The case for (future) mobility. – Actual Size
The case for (future) mobility.

Being located in Pittsburgh, we encounter folks from outside the area with a mistaken impression— that Pittsburgh is still the smoky, twentieth century-era industrial hub. In reality, it’s a center for high tech, with robotics and computer science at its core. Pittsburgh is home for Uber’s Autonomous Vehicle project, as well as the headquarters for ARGO AI, recently acquired by Ford, both of which are moving the reality of “self-driving” cars forward. In our neighborhood, we can see five autonomous Uber models in the same day.

When our client, the Auto Alliance, a trade association representing the auto manufacturers, called to see if we could work with them on the branding and website for a newly formed coalition, we were excited. The group was called the Coalition for Future Mobility, and would communicate to the public and Congress around the issue and regulation of self-driving vehicles.

Coincidentally, earlier in the day, we met with another client whose focus is installing sensors and electronics in street lamp posts all over the country. This process would become part of the infrastructure our self-driving cars would need to communicate speed limits, stop lights, and a lot more. This was pretty dramatic—in the same day we were working on two projects relating to the self-driving cars of the future.

This was going to be Jetsons stuff, and we were going to be part of it.

What would these future cars allow us to do? Would we be busy texting, watching snapchats and answering emails while our autonomous vehicles did the tedious and anxious work of negotiating merge lanes and making left turns? This is going to be amazing.

As we began work on the Coalition website I saw the list of affiliated members. Members included the Auto Alliance, representing U.S. Manufacturers, as well as Global Automakers, representing, well, what you would expect. Another member was ATI21 or the Alliance for Transportation Innovation… makes sense.
And then I noticed a few of the other members. The National Cued Speech Association who supports effective communication, language development and literacy in families with deaf and hard of hearing people. Another member was the Federation for the Blind, as well as Segs for Vets, a group that provides Segways as a form of mobility for injured veterans. I then realized how myopic my vision of this “convenient future” was.

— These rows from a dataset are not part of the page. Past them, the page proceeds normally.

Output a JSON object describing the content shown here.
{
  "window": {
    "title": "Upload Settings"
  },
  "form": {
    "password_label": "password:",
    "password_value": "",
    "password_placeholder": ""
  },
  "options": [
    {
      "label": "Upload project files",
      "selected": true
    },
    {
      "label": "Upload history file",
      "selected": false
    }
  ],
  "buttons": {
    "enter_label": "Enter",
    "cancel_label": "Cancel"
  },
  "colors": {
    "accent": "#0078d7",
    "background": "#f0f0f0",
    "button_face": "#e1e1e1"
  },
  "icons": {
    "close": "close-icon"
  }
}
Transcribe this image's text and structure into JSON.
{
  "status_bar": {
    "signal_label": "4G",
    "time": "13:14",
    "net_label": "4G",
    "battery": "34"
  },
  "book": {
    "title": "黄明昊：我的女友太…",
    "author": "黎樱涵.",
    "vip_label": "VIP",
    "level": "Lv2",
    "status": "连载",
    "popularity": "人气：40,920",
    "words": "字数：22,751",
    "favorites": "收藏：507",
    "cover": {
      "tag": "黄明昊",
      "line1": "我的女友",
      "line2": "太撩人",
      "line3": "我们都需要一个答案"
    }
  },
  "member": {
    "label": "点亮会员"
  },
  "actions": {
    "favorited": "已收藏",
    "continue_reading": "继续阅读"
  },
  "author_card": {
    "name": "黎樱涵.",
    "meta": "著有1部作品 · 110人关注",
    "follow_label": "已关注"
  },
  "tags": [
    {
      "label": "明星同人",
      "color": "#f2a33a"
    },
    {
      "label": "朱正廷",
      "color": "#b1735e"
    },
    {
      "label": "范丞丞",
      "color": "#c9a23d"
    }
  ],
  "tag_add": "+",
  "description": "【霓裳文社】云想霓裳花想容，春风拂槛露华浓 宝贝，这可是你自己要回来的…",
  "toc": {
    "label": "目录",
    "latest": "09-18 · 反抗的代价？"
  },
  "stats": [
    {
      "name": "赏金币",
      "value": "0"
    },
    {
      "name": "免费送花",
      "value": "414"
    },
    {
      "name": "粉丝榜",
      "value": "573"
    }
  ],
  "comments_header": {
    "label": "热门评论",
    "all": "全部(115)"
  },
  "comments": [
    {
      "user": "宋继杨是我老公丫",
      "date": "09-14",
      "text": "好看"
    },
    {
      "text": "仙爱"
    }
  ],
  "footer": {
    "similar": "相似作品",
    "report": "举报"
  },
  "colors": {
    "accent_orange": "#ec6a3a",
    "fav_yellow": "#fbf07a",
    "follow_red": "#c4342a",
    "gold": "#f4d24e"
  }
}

Self driving vehicles are less about the “conveniences” of my Jetsons dream, and more about the giving mobility to people whom had never had it before. The Coalition wasn’t just about future mobility. To many people, self driving cars will help them become mobile for the first time. Aside from the people who had never driven, self driving cars could also help older people become mobile again, whose reaction time and other faculties have been degraded to the point where it is no longer be safe for them to drive.

Automation can help reduce the number of crashes on our roads. Government data has identified driver behavior or error as a factor in 94 percent of crashes. So aside from addressing the needs of those who can’t drive. Those who can drive will be much safer.

Self-driving cars have little to do with the luxury of convenience. Will autonomous vehicles make my life better? Probably, but my life is pretty good as it is. But they will definitely make some lives significantly better, and that’s the real story. We all tend to look at the world with more emphasis on our own perspective than we should, and I am certainly guilty of that, but this helped me realize just how much more empathetic we can and should be.